Equivocal, symbolic, trivial, poetic, the work of Nicolas Deshayes adopts a language that is familiar to us – domestic and banal, sometimes funny or disturbing – but always shot through with paradoxes. Diverse in form, these works offer watery definitions of porosity between bodies, materials and objects, and what circulates between them.
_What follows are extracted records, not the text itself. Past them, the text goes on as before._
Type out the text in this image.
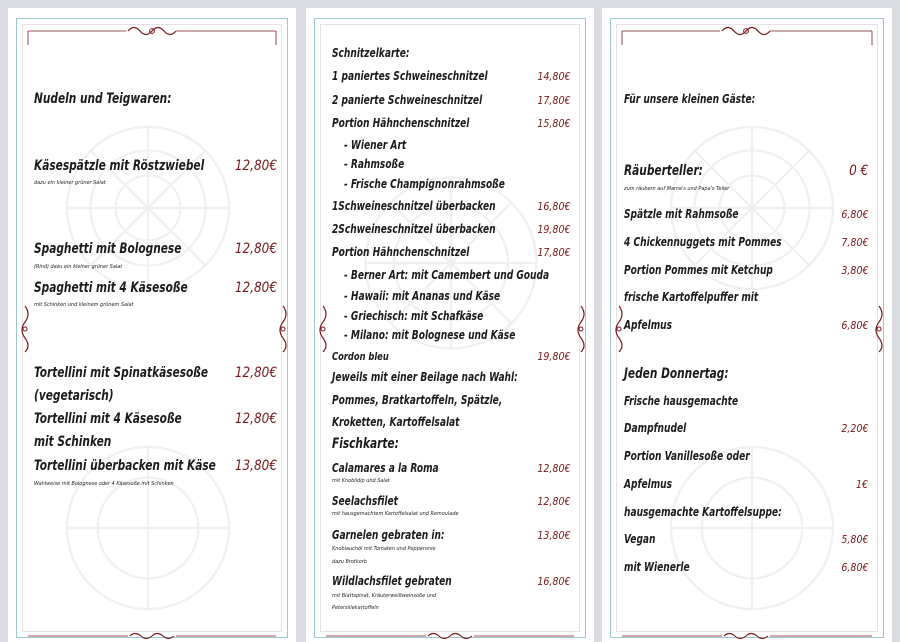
Nudeln und Teigwaren:
Käsespätzle mit Röstzwiebel 12,80€
dazu ein kleiner grüner Salat
Spaghetti mit Bolognese	12,80€
(Rind) dazu ein kleiner grüner Salat
Spaghetti mit 4 Käsesoße	12,80€
mit Schinken und kleinem grünem Salat
Tortellini mit Spinatkäsesoße 12,80€
(vegetarisch)
Tortellini mit 4 Käsesoße	12,80€
mit Schinken
Tortellini überbacken mit Käse 13,80€
Wahlweise mit Bolognese oder 4 Käsesoße mit Schinken
Schnitzelkarte:
1 paniertes Schweineschnitzel	14,80€
2 panierte Schweineschnitzel	17,80€
Portion Hähnchenschnitzel	15,80€
- Wiener Art
- Rahmsoße
- Frische Champignonrahmsoße
1Schweineschnitzel überbacken	16,80€
2Schweineschnitzel überbacken	19,80€
Portion Hähnchenschnitzel	17,80€
- Berner Art: mit Camembert und Gouda
- Hawaii: mit Ananas und Käse
- Griechisch: mit Schafkäse
- Milano: mit Bolognese und Käse
Cordon bleu	19,80€
Jeweils mit einer Beilage nach Wahl:
Pommes, Bratkartoffeln, Spätzle,
Kroketten, Kartoffelsalat
Fischkarte:
Calamares a la Roma	12,80€
mit Knoblidip und Salat
Seelachsfilet	12,80€
mit hausgemachtem Kartoffelsalat und Remoulade
Garnelen gebraten in:	13,80€
Knoblauchöl mit Tomaten und Pepperonie
dazu Brotkorb
Wildlachsfilet gebraten	16,80€
mit Blattspinat, Kräuterweißweinsoße und
Petersiliekartoffeln
Für unsere kleinen Gäste:
Räuberteller:	0 €
zum räubern auf Mama's und Papa's Teller
Spätzle mit Rahmsoße	6,80€
4 Chickennuggets mit Pommes	7,80€
Portion Pommes mit Ketchup	3,80€
frische Kartoffelpuffer mit
Apfelmus	6,80€
Jeden Donnertag:
Frische hausgemachte
Dampfnudel	2,20€
Portion Vanillesoße oder
Apfelmus	1€
hausgemachte Kartoffelsuppe:
Vegan	5,80€
mit Wienerle	6,80€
Second segment of the exhibition at the Centre d’art du Creux de l’enfer in Thiers, France (23 October 2021 – 6 February 2022 / Opening: Friday 22 October 2022 at 7PM) and at the Gallery Emergent in Veurne, Belgium (20 February – 17 April 2022)
In these new series of works Nicolas Deshayes’ interest in the body and the organic variations that punctuate its workings has led him to explore several techniques for shaping metal and plastics.
As an organ of surface and exchange between interior and exterior, the skin is taken here as a territory of formal exploration. Close-ups of various surfaces – smooth, rough, folded, wrinkled, sometimes pierced and scattered with smooth, wavy hairs – create strange epidermal landscapes in bronze. Fascinated by the relationship between high and low materials, Deshayes also found inspiration in the medical vacuum-forming factory Cartolux in Peschadoires, near Thiers to create modular printed plastic components that marry the prosthetic with the organic.